Last night, however, we were leading the three of them in. The wife owner of the barn was riding in the outdoor arena which is right next to the pasture, and Belle kept staring at her and not wanting to go that way. I coaxed her forward and she was doing okay. I was also leading Princess and as we got almost past the arena, Belle walked around Princess and the rope got taught and pulled out of my hand. Belle, seeing her opportunity, took off at a gallop back to the herd on the other side of the field, her lead rope like a scarf flying in the wind, attached to her halter.
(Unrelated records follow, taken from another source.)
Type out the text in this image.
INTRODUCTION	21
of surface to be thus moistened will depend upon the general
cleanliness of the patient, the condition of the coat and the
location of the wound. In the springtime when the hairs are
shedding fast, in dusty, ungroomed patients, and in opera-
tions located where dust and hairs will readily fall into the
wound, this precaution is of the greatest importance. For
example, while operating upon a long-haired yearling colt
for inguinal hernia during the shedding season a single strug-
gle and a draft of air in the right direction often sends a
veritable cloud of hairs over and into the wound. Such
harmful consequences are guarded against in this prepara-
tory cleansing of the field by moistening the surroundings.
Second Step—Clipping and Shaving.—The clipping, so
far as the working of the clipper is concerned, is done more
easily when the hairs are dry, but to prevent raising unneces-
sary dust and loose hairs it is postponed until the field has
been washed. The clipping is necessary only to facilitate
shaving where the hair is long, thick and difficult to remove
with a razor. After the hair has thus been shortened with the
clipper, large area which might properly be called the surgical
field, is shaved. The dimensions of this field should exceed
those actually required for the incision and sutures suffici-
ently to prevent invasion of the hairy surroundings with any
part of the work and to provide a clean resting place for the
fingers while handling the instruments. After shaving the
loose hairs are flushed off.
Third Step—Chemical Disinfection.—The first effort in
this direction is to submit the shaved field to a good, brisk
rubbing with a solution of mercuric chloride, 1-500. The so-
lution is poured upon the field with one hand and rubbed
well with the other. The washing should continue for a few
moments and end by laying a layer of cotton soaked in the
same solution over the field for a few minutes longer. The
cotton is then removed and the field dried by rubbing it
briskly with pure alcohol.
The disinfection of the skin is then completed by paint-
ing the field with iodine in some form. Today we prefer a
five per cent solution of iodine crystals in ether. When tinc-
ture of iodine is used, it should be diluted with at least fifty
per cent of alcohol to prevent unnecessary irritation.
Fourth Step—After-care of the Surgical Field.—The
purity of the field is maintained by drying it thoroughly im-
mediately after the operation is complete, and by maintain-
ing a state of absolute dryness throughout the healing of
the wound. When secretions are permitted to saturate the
The owner, who rides a 20-something, chestnut thoroughbred who seems to be very calm and never does anything wrong (that we see anyway), looked at us like a mother scolding her six year old. She told us how dangerous that was and why didn’t we feed our horses their supplements in the grass paddock on the other side of the arena instead of taking them up to the barn. Well, last time we fed our horses in that grass paddock and she was riding, she told us to take them up to the barn because they could disrupt the riders (though they were too busy eating grass to care less about the riders over the fence).
Nevertheless, we put Major and Princess in the grass paddock and went and got Belle who walked, easily over to the paddock and inside, no problem. I really don’t know why she had such a reaction by the arena, though she is a three year old, Arab, mare. I’m not sure it’s fair to blame it on her age and breed, though it is convenient, as it takes the blame off us. The thing is, we are doing the best we can and taking steps forward. The hardest thing about the whole situation was the owner’s reaction.
It is so common and so easy for one horseman/rider (whatever you want to call yourself) to judge others and how they handle their horses. The problem with voicing that though, is that all you really do is make the person you are correcting doubt themselves and their abilities. And I sometimes think the most dangerous thing around horses is, not making a mistake, but self doubt.
I know that handling horses can be dangerous. I believe that it’s best if your horse considers you the leader. If he looks to you for guidance. And I think a horse will take the lead if the handler doesn’t. However, it’s also a learning process. A process that takes a lifetime. Some days go well. Some days just suck. Not all of us are natural leaders. But does that mean we should just give up? Does that mean we are failures? I don’t think it does. And having others look down on us and judge doesn’t help anyone or any horse.